本申请实施方式中,通过紧致框扣取了覆盖目标对象的区域的信息,并作为神经网络的输入得到紧致区域的增强结果,通过宽松框提取了宽松区域的信息并作为神经网络的输入,得到宽松区域的增强结果,随后融合紧致区域的增强结果与宽松区域的增强结果,得到目标对象的增强结果。因此,无需通过常用的ISP调优参数,减少了调参工作量,高效准确地得到目标增强结果。并且,可以通过神经网络来替代常用的ISP处理方式,无需对硬件进行升级,在无需提高成本的情况下,实现了对原始(raw)数据更好的增强,得到增强效果更好的图像。
在一种可能的实施方式中,目标网络可以包括第一网络和第二网络;将第一数据和第二数据分别作为目标网络的输入,得到输出图像,可以包括:将第一数据作为第一网络的输入,得到第一增强信息,第一网络用于提取输入的数据中亮度通道的信息;将第二数据 作为第二网络的输入,得到第二增强信息,第二网络用于提取输入的数据的多个通道的信息;融合第一增强信息和第二增强信息,得到输出图像。

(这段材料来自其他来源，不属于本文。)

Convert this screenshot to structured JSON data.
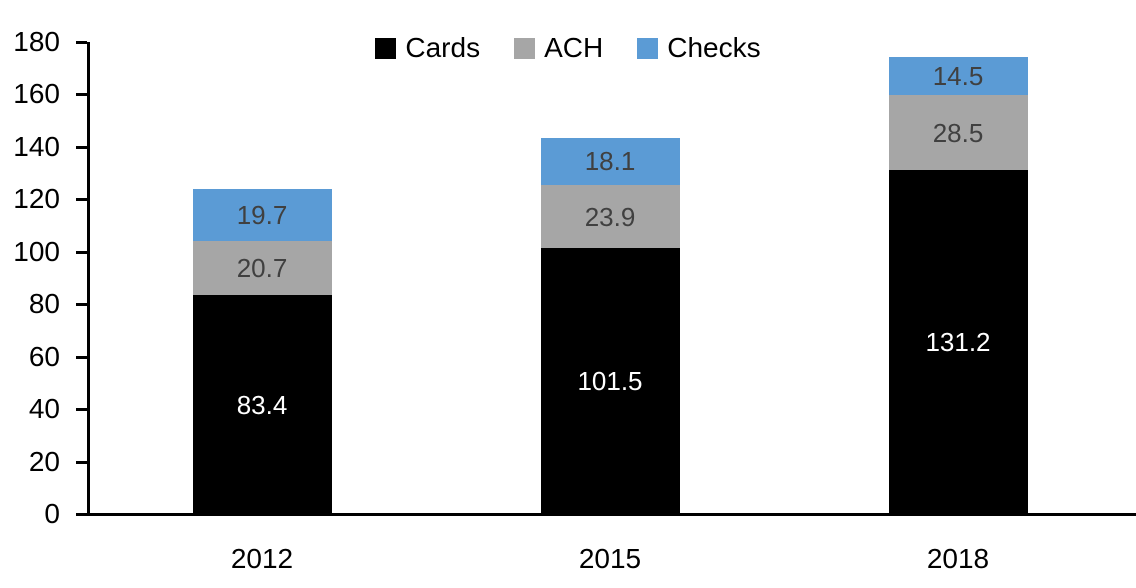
{
  "chart_data": {
    "type": "bar",
    "stacked": true,
    "title": "",
    "categories": [
      "2012",
      "2015",
      "2018"
    ],
    "series": [
      {
        "name": "Cards",
        "color": "#000000",
        "label_color": "#FFFFFF",
        "values": [
          83.4,
          101.5,
          131.2
        ]
      },
      {
        "name": "ACH",
        "color": "#A6A6A6",
        "label_color": "#404040",
        "values": [
          20.7,
          23.9,
          28.5
        ]
      },
      {
        "name": "Checks",
        "color": "#5B9BD5",
        "label_color": "#404040",
        "values": [
          19.7,
          18.1,
          14.5
        ]
      }
    ],
    "value_labels_shown": true,
    "xlabel": "",
    "ylabel": "",
    "ylim": [
      0,
      180
    ],
    "yticks": [
      0,
      20,
      40,
      60,
      80,
      100,
      120,
      140,
      160,
      180
    ],
    "legend_position": "top",
    "legend_order": [
      "Cards",
      "ACH",
      "Checks"
    ],
    "grid": false,
    "axis_color": "#000000",
    "background_color": "#FFFFFF"
  }
}
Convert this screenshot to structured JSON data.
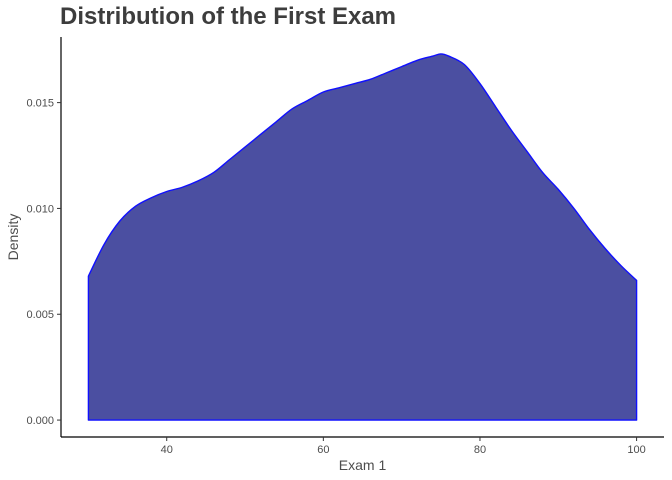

因此,本申请实施方式中,目标网络可以包括两部分,分别对紧致框和宽松框对应的信息进行处理,相对于目标网络基于整体raw进行增强,通过不同的子网络分别进行处理可以实现并行处理,且可以降低开销,提高工作效率。
在一种可能的实施方式中,上述方法还可以包括:对第一帧数据进行目标检测,得到第一帧数据中目标对象的位置信息;根据目标对象的位置信息生成紧致框和宽松框。
因此,本申请可以通过目标检测的方式来识别raw数据中的目标对象,从而可以快速准确地找到目标对象的位置,进而准确地确定紧致框和宽松框的位置和尺寸。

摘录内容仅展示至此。